Tuesday, February 14, 2006

A Slip of the Cup 'Twixt the Actress and the Ballplayer


Helen Dauvray -- born Helen Gibson on this day in 1859 in San Francisco -- made her name as an ingénue on the stage, having appeared as "Eva" traveling stage productions of Harriet Beecher Stowe's Uncle Tom's Cabin, and as "Little Nell, the California Diamond." In her 20s, she moved to Paris, studied at the Paris Conservatory and under the name "Dauvray," became one of the great stars of the New York stage with her role in One of Our Girls (debuted 1885). Although she played other roles (contemporary critics lament, for example, her unfortunate tendency to take on singing roles from time to time), her triumph in Our Girls became the staple of her touring repertoire, and made her a wealthy woman.

A bona fide darling of the press of New York, Dauvray rather astonishingly became involved with the rough-and-tumble world of baseball, sponsoring in 1887 the Dauvray Cup, a $500 silver trophy to be bestowed upon the winner of the "World Series" between the National League and American Association pennant winners. Shortly thereafter, she married Monte Ward (pictured at left), a dashing but mercurial ballplayer for the New York Giants and a Columbia-educated lawyer.
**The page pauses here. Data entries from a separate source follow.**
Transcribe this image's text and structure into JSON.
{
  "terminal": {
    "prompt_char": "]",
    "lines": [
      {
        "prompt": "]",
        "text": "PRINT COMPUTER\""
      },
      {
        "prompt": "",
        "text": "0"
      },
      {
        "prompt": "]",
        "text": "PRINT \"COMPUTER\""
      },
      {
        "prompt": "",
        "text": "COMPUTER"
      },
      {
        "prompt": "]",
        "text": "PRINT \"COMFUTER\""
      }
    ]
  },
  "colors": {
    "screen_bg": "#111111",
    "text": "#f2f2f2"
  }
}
Perhaps consonant with her effort to reform Ward, she did her best to reform baseball during a time when fans would typically witness, during the course of a game, copious amounts of swearing, spitting and spiking. Dauvray wrote to National League president Nick Young concerning the raucous base-coaching of the St. Louis ball club: "There is no reason why base ball should not become to America what cricket is to England, but in order to accomplish that the players should do everything they can to refine and improve the game."
Her marriage to Ward, like her infatuation with baseball, was doomed to failure. They were divorced in 1890. But there were happy "Valentine" endings for both Dauvray and Ward. In later years Dauvray retired from the stage and became the wife of U.S. Navy Admiral Albert Winterhalter, and as his widow was given an honorable burial at Arlington National Cemetery upon her death on December 3, 1923. Monte Ward married golfer Katherine Wass in 1903, and lived happily and comfortably with her until his death on March 4, 1925 in Augusta, Georgia. He was posthumously elected to the Baseball Hall of Fame in 1964.

The Dauvray Cup, last awarded in 1890, has unfortunately been mislaid. If you see anything resembling the cup pictured below, please contact the Baseball Hall of Fame. I'd imagine there might be some reward involved.